Portrait of Augustine of Hippo by Philippe de Champaigne.(View Larger)
Tiffany stained-glass window of St. Augustine, in the Lightner Museum, St. Augustine, Florida.(View Larger)
In his preface to a corrected version of Aurelius Augustinus's (Augustine of Hippo's) De arte praedicandi (Book IV of De doctrina christiana) printed in Strassburg by Johann Mentelin (ISTC no. ia01226000) an anonymous scholar described the value and difficulty of preparing as accurate a manuscript text as possible for printing, probably for the first time in any printed book:
"Nevertheless I have thought it by all means worthwhile that I should first expend much labour over what would be to the common utility of the Church: that I may have this most useful little book- worthy of all esteem - correct, in order that, after correction this way, I would be able to communicate it more usefully to all those wishing to have it. Therefore, as God is my witness, I have taken great pains in the correction of it, in such a way that I have sought out diligently all the copies which I have been able to discover for this purpose in any of the libraries in the school of Heidelberg, in Speyer and in Worms, and finally also in Strassburg.

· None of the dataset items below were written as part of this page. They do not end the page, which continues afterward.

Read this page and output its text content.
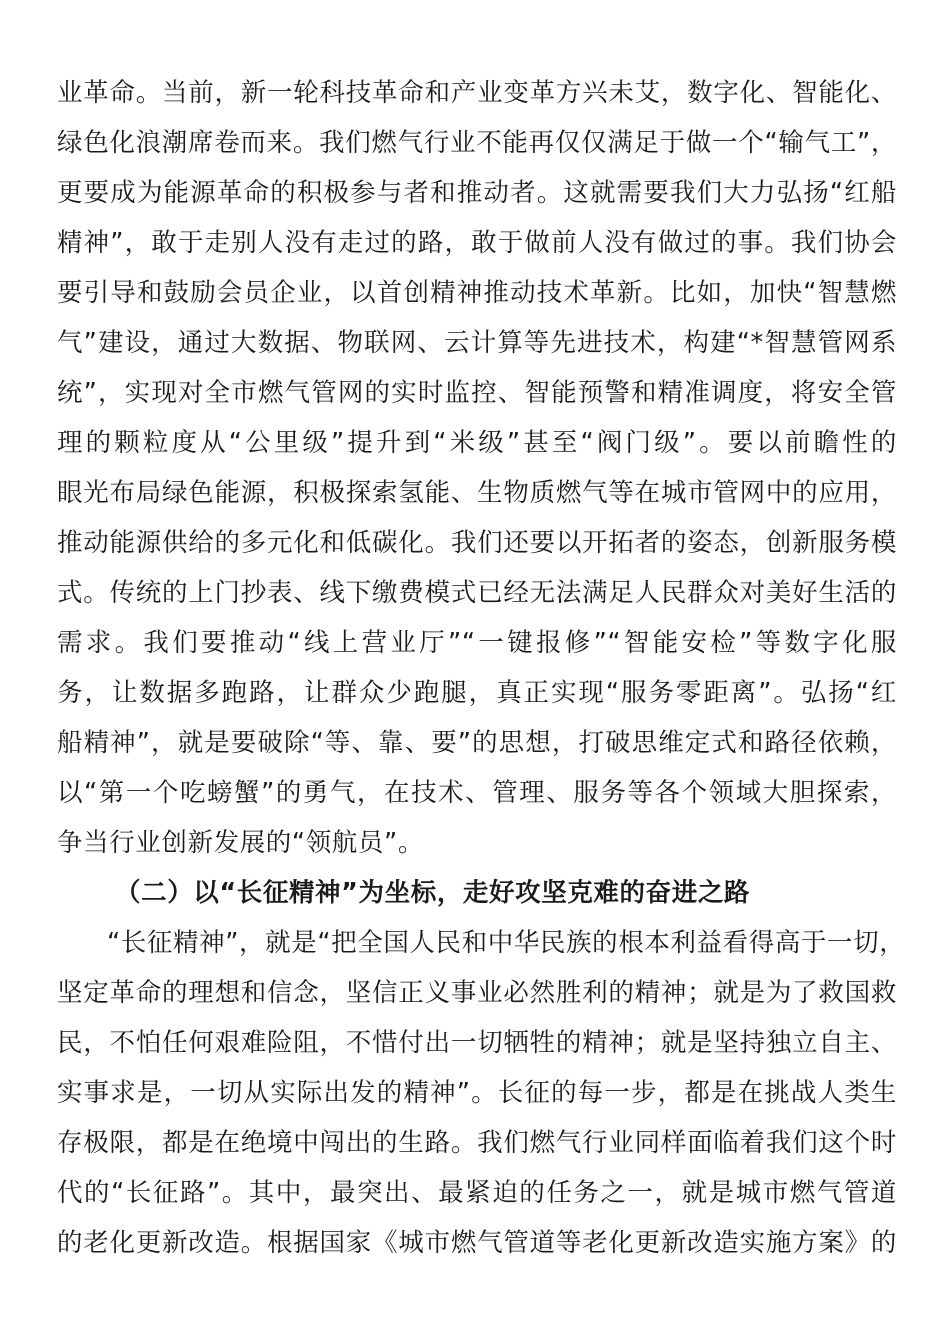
业革命。当前，新一轮科技革命和产业变革方兴未艾，数字化、智能化、
绿色化浪潮席卷而来。我们燃气行业不能再仅仅满足于做一个“输气工”，
更要成为能源革命的积极参与者和推动者。这就需要我们大力弘扬“红船
精神”，敢于走别人没有走过的路，敢于做前人没有做过的事。我们协会
要引导和鼓励会员企业，以首创精神推动技术革新。比如，加快“智慧燃
气”建设，通过大数据、物联网、云计算等先进技术，构建“*智慧管网系
统”，实现对全市燃气管网的实时监控、智能预警和精准调度，将安全管
理的颗粒度从“公里级”提升到“米级”甚至“阀门级”。要以前瞻性的
眼光布局绿色能源，积极探索氢能、生物质燃气等在城市管网中的应用，
推动能源供给的多元化和低碳化。我们还要以开拓者的姿态，创新服务模
式。传统的上门抄表、线下缴费模式已经无法满足人民群众对美好生活的
需求。我们要推动“线上营业厅”“一键报修”“智能安检”等数字化服
务，让数据多跑路，让群众少跑腿，真正实现“服务零距离”。弘扬“红
船精神”，就是要破除“等、靠、要”的思想，打破思维定式和路径依赖，
以“第一个吃螃蟹”的勇气，在技术、管理、服务等各个领域大胆探索，
争当行业创新发展的“领航员”。
（二）以“长征精神”为坐标，走好攻坚克难的奋进之路
“长征精神”，就是“把全国人民和中华民族的根本利益看得高于一切，
坚定革命的理想和信念，坚信正义事业必然胜利的精神；就是为了救国救
民，不怕任何艰难险阻，不惜付出一切牺牲的精神；就是坚持独立自主、
实事求是，一切从实际出发的精神”。长征的每一步，都是在挑战人类生
存极限，都是在绝境中闯出的生路。我们燃气行业同样面临着我们这个时
代的“长征路”。其中，最突出、最紧迫的任务之一，就是城市燃气管道
的老化更新改造。根据国家《城市燃气管道等老化更新改造实施方案》的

And since in the course of this I have learned by experience that that particular book of Augustine is rare to come by even in the great and well stocked libraries, and even rarer can it be had for copying from any of those same libraries; and also, what is worse, that when it can be found in there it is more rarely corrected or emended; on that account I have been moved to work most carefully to this end; that, according to my exemplar- now corrected at least by as much care and labour as I am capable of- the said little book can be multipled in this state, and in such a way that it may become rapidly and easily known in a short time, for the use of many and to the common advantage of the Church. On account of which, since I judged that this could not be done more expeditiously by any other method or means, I have persuaded by every means that discreet gentleman Johann Mentelin, inhabitant of Strassburg, master of the art of typography, to the end that the might see fit to undertake the responsibily and toil of multiplying this little book by means of printing, having my copy before his eyes. . . ." (M.B. Parkes, Introduction to Peter Ganz (ed) The Role of the Book in Medieval Culture  15-16).